Ladies and Gentlemen:
We are counsel to DCI USA, Inc., a Delaware corporation (the
"Company"), and have represented the Company in connection with
that certain Standby Equity Distribution Agreement (the "Standby
Equity Distribution Agreement") entered into by and between the
Company and Cornell Capital Partners, LP (the "Investor")
pursuant to which the Company issued to the Investor shares of
its Common Stock, par value $0.001 per share (the "Common
Stock"). Pursuant to the Standby Equity Distribution Agreement,
the Company also has entered into a Registration Rights Agreement
with the Investor (the "Registration Rights Agreement") pursuant
to which the Company agreed, among other things, to register the
Registrable Securities (as defined in the Registration Rights
Agreement) under the Securities Act of 1933, as amended (the
"1933 Act"). In connection with the Company's obligations under
the Registration Rights Agreement, on ____________ ____, the
Company filed a Registration Statement on Form ________ (File No.

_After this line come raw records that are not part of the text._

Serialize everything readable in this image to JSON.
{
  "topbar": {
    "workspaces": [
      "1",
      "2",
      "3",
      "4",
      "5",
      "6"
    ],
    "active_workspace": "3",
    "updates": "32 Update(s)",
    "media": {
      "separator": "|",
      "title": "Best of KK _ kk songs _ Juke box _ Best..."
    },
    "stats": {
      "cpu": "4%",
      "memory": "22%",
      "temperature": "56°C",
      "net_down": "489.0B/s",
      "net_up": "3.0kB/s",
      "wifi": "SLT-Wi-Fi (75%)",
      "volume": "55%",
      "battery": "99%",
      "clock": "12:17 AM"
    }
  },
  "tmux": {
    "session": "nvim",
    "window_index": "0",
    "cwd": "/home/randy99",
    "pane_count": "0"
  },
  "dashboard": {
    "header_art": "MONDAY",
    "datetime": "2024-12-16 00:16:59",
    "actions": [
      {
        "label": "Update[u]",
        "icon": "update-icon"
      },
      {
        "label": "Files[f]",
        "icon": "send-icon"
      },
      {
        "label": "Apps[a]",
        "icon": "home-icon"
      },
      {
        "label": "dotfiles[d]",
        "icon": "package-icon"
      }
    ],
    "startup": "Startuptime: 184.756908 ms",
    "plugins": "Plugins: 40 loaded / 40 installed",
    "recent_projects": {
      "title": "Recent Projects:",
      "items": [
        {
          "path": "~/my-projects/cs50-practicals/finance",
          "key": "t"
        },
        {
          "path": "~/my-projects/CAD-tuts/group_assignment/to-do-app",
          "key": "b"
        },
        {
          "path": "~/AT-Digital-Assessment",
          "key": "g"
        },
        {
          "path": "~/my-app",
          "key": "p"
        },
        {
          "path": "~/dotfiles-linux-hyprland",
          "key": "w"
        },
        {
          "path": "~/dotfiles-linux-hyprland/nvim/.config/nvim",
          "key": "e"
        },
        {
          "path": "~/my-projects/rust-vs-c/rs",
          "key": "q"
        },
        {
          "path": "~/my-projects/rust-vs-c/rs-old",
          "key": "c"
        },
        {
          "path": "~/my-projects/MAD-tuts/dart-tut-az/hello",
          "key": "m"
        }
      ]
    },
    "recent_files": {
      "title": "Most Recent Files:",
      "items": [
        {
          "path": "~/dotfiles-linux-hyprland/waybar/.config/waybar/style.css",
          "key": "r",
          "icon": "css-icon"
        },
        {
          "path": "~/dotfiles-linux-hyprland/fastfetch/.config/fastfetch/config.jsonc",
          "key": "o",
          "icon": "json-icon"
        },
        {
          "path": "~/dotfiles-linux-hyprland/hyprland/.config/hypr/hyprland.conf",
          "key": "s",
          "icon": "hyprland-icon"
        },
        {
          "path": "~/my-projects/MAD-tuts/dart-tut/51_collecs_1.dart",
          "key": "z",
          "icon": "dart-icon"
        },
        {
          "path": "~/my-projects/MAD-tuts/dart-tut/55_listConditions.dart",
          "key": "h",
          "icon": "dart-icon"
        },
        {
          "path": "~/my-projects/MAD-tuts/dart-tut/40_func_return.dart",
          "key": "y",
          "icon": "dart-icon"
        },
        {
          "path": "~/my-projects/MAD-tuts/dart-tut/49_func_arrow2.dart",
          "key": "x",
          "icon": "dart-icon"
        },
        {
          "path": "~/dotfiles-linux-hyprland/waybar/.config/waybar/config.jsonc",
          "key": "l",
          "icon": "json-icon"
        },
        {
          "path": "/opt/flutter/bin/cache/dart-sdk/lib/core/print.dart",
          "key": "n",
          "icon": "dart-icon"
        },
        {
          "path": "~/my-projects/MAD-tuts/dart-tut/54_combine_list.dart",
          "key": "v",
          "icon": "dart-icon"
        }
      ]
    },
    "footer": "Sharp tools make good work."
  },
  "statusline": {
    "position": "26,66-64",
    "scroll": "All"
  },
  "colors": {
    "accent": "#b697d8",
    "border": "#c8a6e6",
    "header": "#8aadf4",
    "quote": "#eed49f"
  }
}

___ -_____________) (the "Registration Statement") with the
Securities and Exchange Commission (the "SEC") relating to the
Registrable Securities which names the Investor as a selling
stockholder thereunder.
In connection with the foregoing, we advise you that a
member of the SEC's staff has advised us by telephone that the
SEC has entered an order declaring the Registration Statement
effective under the 1933 Act at [ENTER TIME OF EFFECTIVENESS] on
[ENTER DATE OF EFFECTIVENESS] and we have no knowledge, after
telephonic inquiry of a member of the SEC's staff, that any stop
order suspending its effectiveness has been issued or that any
proceedings for that purpose are pending before, or threatened
by, the SEC and the Registrable Securities are available for
resale under the 1933 Act pursuant to the Registration Statement.